Светлый фон
Не останавливайся.

Ощупал. Разбитый пластмассовый корпус. Фонарь! Осторожнее. Приготовившись броситься в сторону, Гленн включил фонарь, проткнув лучом темноту, словно кинжалом.

Осторожнее.

Луч был тусклым, но света оказалось достаточно. Один охват луча дал Гленну полную картину. Висящий человек, кажется, не пострадал. Томас Ламарк находился в трех футах от него, собираясь напасть. Из бедра у него торчал скальпель. Пистолет валялся в стороне, футах в шести.

Гленн прыгнул за ним, на долю секунды опередив Ламарка. Упал на бетон, подобрался. Схватил пистолет и, резко развернувшись, направил его на Ламарка, успевшего схватить его за щиколотку.

Луч слабел. Гленн потряс фонарь. Мерцание. На секунду свет окреп, затем погас.

Ну же, продержись еще секунду.

Он снова потряс фонарь. Возник относительно яркий луч. Ламарк смотрел на Гленна. Улыбался.

– Положите руки на голову и встаньте, – хрипло сказал Гленн. В груди у него сипело.

Томас Ламарк и не подумал подчиниться.

Опасаясь, что скоро потеряет сознание, Гленн прохрипел насколько смог громко:

– Положите руки на голову, мистер Ламарк, или я буду стрелять.

Таким же дружелюбным голосом, каким он встретил детектива у двери своего дома, Томас сказал:

– Прежде чем войти сюда, я пересчитал патроны, детектив-констебль Брэнсон. В обойме было всего три патрона. Боюсь, у вас в руках разряженное оружие, а сами вы истекаете кровью. Мы можем подождать. Я никогда не спешу. Мои друзья тоже никуда не торопятся.

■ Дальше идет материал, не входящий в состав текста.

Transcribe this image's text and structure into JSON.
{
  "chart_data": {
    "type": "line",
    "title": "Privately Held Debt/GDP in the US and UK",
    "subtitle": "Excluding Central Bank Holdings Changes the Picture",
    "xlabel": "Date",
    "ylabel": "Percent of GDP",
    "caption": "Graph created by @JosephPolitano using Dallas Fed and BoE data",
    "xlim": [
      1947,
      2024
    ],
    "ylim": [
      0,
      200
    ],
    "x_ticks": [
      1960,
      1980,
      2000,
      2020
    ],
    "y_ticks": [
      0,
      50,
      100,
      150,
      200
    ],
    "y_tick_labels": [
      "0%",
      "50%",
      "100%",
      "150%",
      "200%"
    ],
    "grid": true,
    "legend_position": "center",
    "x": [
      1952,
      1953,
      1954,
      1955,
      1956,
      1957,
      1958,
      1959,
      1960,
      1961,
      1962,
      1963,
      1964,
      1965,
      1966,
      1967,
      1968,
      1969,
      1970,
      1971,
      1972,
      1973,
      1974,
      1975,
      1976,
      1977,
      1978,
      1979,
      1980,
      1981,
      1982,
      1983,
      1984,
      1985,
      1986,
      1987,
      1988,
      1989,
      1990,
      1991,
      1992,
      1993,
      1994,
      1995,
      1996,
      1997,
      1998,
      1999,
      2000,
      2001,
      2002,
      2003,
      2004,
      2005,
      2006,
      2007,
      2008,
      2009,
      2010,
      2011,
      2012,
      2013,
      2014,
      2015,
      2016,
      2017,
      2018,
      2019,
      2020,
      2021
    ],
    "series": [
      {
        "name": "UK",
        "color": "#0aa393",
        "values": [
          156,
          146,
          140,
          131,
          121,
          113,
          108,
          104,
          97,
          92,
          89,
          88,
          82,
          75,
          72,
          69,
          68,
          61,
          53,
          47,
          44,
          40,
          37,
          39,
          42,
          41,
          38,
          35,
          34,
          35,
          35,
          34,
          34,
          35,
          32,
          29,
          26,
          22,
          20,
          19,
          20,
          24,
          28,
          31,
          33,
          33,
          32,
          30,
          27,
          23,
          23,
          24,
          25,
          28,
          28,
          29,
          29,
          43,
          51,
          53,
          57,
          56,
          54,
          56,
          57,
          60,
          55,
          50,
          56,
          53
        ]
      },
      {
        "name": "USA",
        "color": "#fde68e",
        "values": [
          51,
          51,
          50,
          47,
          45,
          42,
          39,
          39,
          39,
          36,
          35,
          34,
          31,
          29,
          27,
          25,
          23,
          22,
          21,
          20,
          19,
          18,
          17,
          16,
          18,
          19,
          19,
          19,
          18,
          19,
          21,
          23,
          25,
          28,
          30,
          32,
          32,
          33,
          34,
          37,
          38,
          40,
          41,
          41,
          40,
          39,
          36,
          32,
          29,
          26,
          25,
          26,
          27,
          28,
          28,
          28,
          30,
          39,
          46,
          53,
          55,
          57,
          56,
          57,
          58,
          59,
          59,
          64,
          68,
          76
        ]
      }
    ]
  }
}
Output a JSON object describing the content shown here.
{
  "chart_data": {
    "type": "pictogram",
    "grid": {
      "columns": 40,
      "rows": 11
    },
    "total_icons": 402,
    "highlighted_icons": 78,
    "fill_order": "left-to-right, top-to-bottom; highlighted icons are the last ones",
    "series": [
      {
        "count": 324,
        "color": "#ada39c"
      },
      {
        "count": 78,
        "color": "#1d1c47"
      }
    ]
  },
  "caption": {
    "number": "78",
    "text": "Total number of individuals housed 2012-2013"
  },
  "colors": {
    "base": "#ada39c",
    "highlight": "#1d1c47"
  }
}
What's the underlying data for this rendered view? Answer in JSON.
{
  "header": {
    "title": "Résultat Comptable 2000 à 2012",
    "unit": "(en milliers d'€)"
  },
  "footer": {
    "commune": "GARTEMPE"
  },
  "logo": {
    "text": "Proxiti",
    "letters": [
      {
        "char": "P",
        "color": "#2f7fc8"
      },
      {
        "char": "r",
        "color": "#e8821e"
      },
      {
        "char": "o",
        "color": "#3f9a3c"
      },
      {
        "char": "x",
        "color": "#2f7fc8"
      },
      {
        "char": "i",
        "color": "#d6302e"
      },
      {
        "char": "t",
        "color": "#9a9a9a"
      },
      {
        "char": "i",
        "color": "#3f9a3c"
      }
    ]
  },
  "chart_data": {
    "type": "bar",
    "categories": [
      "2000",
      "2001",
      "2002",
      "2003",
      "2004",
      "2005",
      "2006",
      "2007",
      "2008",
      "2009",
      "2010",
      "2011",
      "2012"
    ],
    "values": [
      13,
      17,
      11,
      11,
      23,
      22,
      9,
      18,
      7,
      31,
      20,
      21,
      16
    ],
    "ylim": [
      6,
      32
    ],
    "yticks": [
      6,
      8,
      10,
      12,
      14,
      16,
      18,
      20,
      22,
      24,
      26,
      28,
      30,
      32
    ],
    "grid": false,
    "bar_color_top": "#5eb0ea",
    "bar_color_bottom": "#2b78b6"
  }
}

Боюсь, в данный момент у меня нет других предложений.

– Томас! – неожиданно сказал Майкл Теннент. – Расскажи мне о своей матери.

Даже не померцав напоследок, фонарь в руке Гленна погас окончательно. Гленн почувствовал, как что-то надвигается на него из темноты. Не раздумывая над тем, блефовал Ламарк или нет, и кожей ощущая смертельную опасность, он нажал на спусковой крючок.

Вспышка, оглушающий грохот, тяжелая отдача оружия – все это явилось для него неожиданностью, как и леденящий кровь крик, последовавший за этим. Крик дикого зверя в смертельной агонии.

Гленн поднялся. Завывания продолжались – громкие, прерывающиеся крики, вызванные сильнейшей болью.

Кричал Ламарк:

– Помогите мне! Помогите! Помогите мне!